Colorado Revised Statutes § 42-2-132.5
Non-Owner SR-22 Is an Option If You Don't Have a Vehicle
If you don't own a vehicle but need SR-22 filing to satisfy reinstatement requirements, non-owner SR-22 coverage is the cheaper path. Non-owner policies provide liability coverage when you drive a vehicle you don't own — rental cars, borrowed vehicles, or employer vehicles. Monthly premiums for non-owner SR-22 after third DUI in Colorado typically run $180–$280, roughly 40% less than owned-vehicle coverage.
The IID requirement complicates non-owner coverage. Colorado requires the IID in any vehicle you operate, which means if you're driving a borrowed vehicle, that vehicle must have an IID installed. Most lenders of vehicles will not allow you to install an IID in their car. Practically, this means non-owner SR-22 works only if you're not driving at all during the IID period, or if you have regular access to a specific vehicle where the owner consents to IID installation. If you plan to drive during the two-year IID term, you'll need owned-vehicle coverage on the car with the IID installed.
Compare Carriers Who Write This Tier in Colorado
Start with Bristol West, Dairyland, The General, and Progressive's non-standard division. These four carriers consistently write persistent drunk driver coverage in Colorado. Request quotes from all four simultaneously — rates vary by as much as $150/month between carriers for the identical coverage profile.
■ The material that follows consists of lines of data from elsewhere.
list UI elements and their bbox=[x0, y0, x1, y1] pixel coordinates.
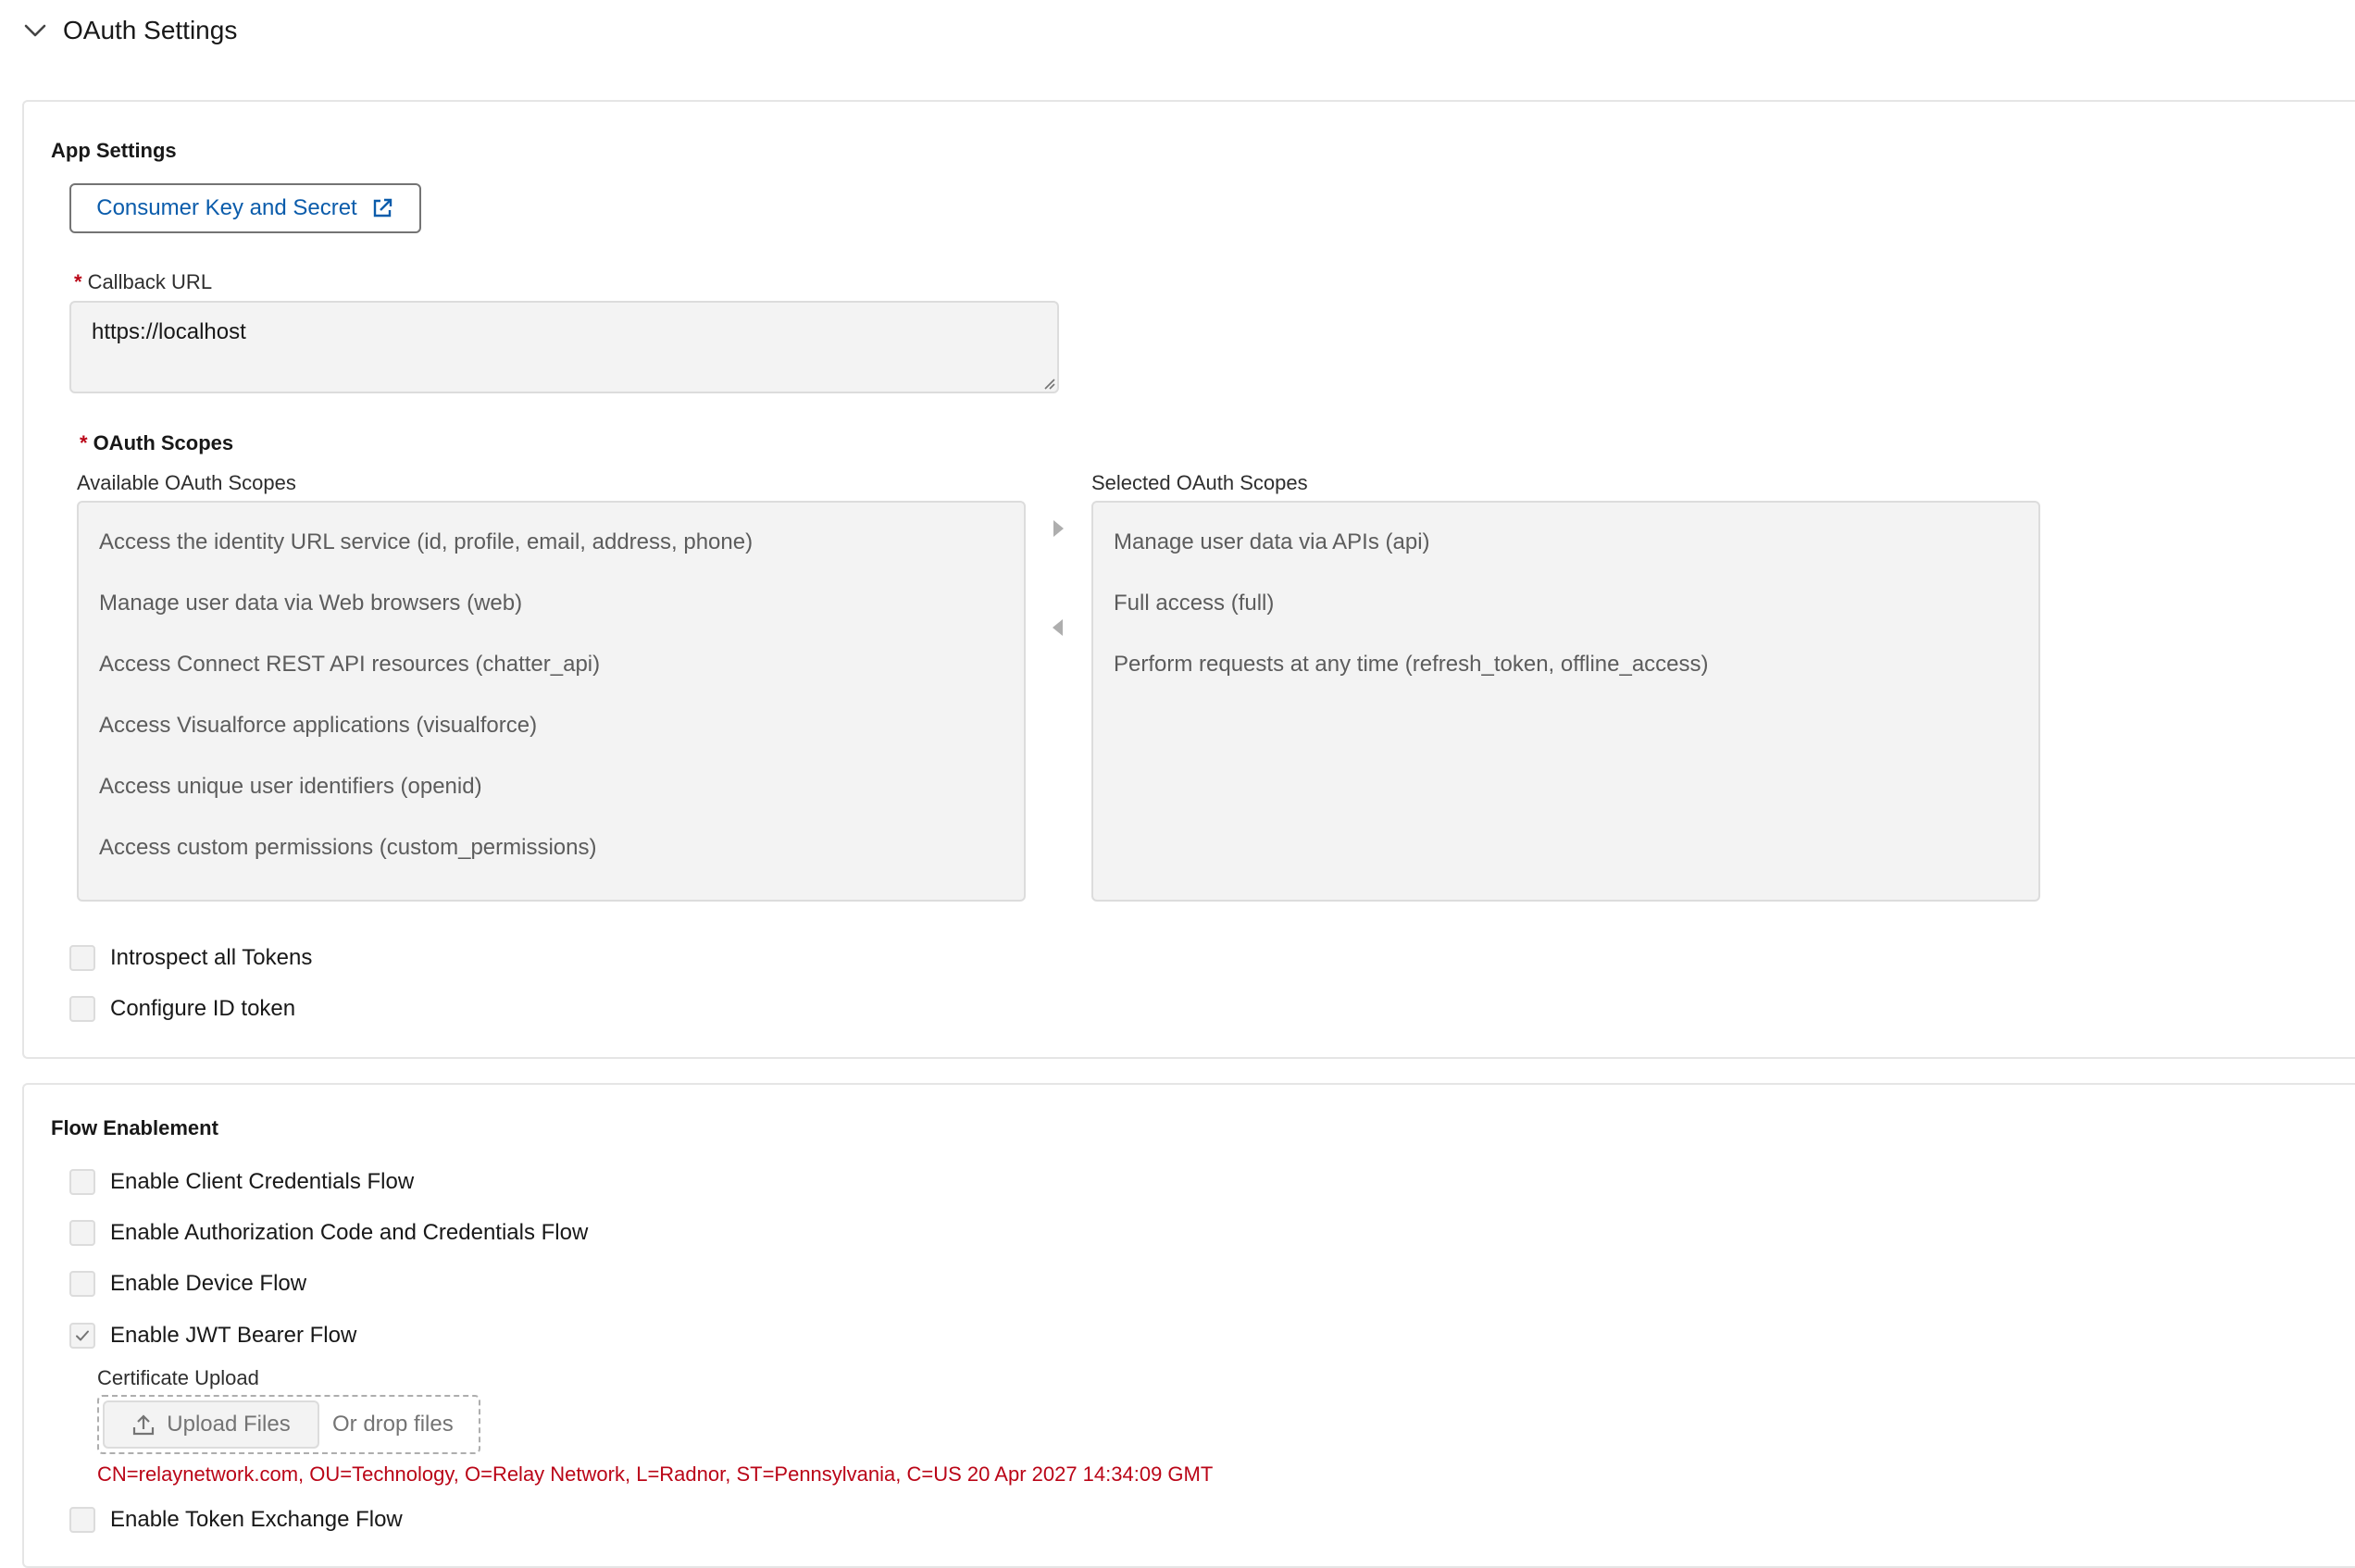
selected-scope-option[interactable]: Perform requests at any time (refresh_to… bbox=[1093, 634, 2038, 695]
chevron-down-icon bbox=[24, 24, 46, 37]
introspect-tokens-checkbox[interactable]: Introspect all Tokens bbox=[69, 945, 312, 971]
available-scopes-label: Available OAuth Scopes bbox=[77, 471, 296, 494]
checkbox-box[interactable] bbox=[69, 1169, 95, 1195]
oauth-settings-toggle[interactable]: OAuth Settings bbox=[22, 11, 237, 50]
flow-enablement-card bbox=[22, 1083, 2355, 1568]
flow-enablement-heading: Flow Enablement bbox=[51, 1116, 218, 1139]
checkbox-label: Enable Authorization Code and Credential… bbox=[110, 1220, 589, 1245]
checkbox-label: Configure ID token bbox=[110, 996, 296, 1021]
checkbox-box[interactable] bbox=[69, 945, 95, 971]
move-left-button[interactable] bbox=[1044, 614, 1072, 641]
checkbox-box[interactable] bbox=[69, 1220, 95, 1246]
consumer-key-label: Consumer Key and Secret bbox=[96, 195, 357, 220]
oauth-scopes-label: * OAuth Scopes bbox=[80, 431, 234, 454]
resize-handle-icon[interactable] bbox=[1040, 375, 1055, 390]
device-flow-checkbox[interactable]: Enable Device Flow bbox=[69, 1271, 306, 1297]
checkbox-box[interactable] bbox=[69, 1323, 95, 1349]
available-scope-option[interactable]: Manage user data via Web browsers (web) bbox=[79, 573, 1024, 634]
file-drop-zone[interactable]: Upload Files Or drop files bbox=[97, 1395, 480, 1454]
checkbox-label: Enable Client Credentials Flow bbox=[110, 1169, 415, 1194]
upload-files-button[interactable]: Upload Files bbox=[103, 1400, 319, 1449]
auth-code-credentials-checkbox[interactable]: Enable Authorization Code and Credential… bbox=[69, 1220, 588, 1246]
certificate-info-text: CN=relaynetwork.com, OU=Technology, O=Re… bbox=[97, 1462, 1214, 1486]
checkbox-label: Enable Device Flow bbox=[110, 1271, 307, 1296]
selected-scopes-listbox[interactable]: Manage user data via APIs (api) Full acc… bbox=[1091, 501, 2040, 902]
available-scope-option[interactable]: Access Connect REST API resources (chatt… bbox=[79, 634, 1024, 695]
checkbox-label: Introspect all Tokens bbox=[110, 945, 313, 970]
required-asterisk: * bbox=[80, 431, 88, 454]
callback-url-value: https://localhost bbox=[92, 319, 246, 344]
token-exchange-checkbox[interactable]: Enable Token Exchange Flow bbox=[69, 1507, 403, 1533]
checkbox-box[interactable] bbox=[69, 1271, 95, 1297]
drop-files-text: Or drop files bbox=[332, 1412, 454, 1437]
callback-url-textarea[interactable]: https://localhost bbox=[69, 301, 1059, 393]
selected-scopes-label: Selected OAuth Scopes bbox=[1091, 471, 1308, 494]
selected-scope-option[interactable]: Full access (full) bbox=[1093, 573, 2038, 634]
available-scope-option[interactable]: Access unique user identifiers (openid) bbox=[79, 756, 1024, 817]
selected-scope-option[interactable]: Manage user data via APIs (api) bbox=[1093, 512, 2038, 573]
available-scope-option[interactable]: Access custom permissions (custom_permis… bbox=[79, 817, 1024, 878]
checkbox-label: Enable Token Exchange Flow bbox=[110, 1507, 403, 1532]
available-scope-option[interactable]: Access the identity URL service (id, pro… bbox=[79, 512, 1024, 573]
client-credentials-checkbox[interactable]: Enable Client Credentials Flow bbox=[69, 1169, 414, 1195]
upload-files-label: Upload Files bbox=[167, 1412, 291, 1437]
external-link-icon bbox=[373, 198, 392, 218]
available-scope-option[interactable]: Access Visualforce applications (visualf… bbox=[79, 695, 1024, 756]
checkbox-label: Enable JWT Bearer Flow bbox=[110, 1323, 357, 1348]
app-settings-heading: App Settings bbox=[51, 139, 177, 162]
checkmark-icon bbox=[76, 1330, 89, 1341]
triangle-left-icon bbox=[1053, 619, 1063, 636]
upload-icon bbox=[133, 1414, 155, 1436]
required-asterisk: * bbox=[74, 270, 82, 293]
section-title: OAuth Settings bbox=[63, 16, 238, 44]
configure-id-token-checkbox[interactable]: Configure ID token bbox=[69, 996, 295, 1022]
certificate-upload-label: Certificate Upload bbox=[97, 1366, 259, 1389]
triangle-right-icon bbox=[1053, 520, 1064, 537]
move-right-button[interactable] bbox=[1044, 515, 1072, 542]
jwt-bearer-checkbox[interactable]: Enable JWT Bearer Flow bbox=[69, 1323, 356, 1349]
available-scopes-listbox[interactable]: Access the identity URL service (id, pro… bbox=[77, 501, 1026, 902]
checkbox-box[interactable] bbox=[69, 1507, 95, 1533]
consumer-key-button[interactable]: Consumer Key and Secret bbox=[69, 183, 421, 233]
checkbox-box[interactable] bbox=[69, 996, 95, 1022]
callback-url-label: * Callback URL bbox=[74, 270, 213, 293]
Provide your IID installation certificate, court conviction documents, and DMV reinstatement notice upfront to avoid underwriting delays.
National General, Infinity, and Geico write third-DUI cases selectively in Colorado. National General and Infinity typically require a broker referral. Geico evaluates on a case-by-case basis and may decline if you have prior lapses or claims in addition to the DUI convictions. If the first four carriers decline or quote above $550/month, a surplus lines broker can access additional non-standard markets, though expect higher fees and less favorable payment terms. The cheapest coverage after third DUI in Colorado is the policy you can actually maintain without lapse for three full years — prioritize carriers with flexible payment plans and grace periods over the lowest advertised rate.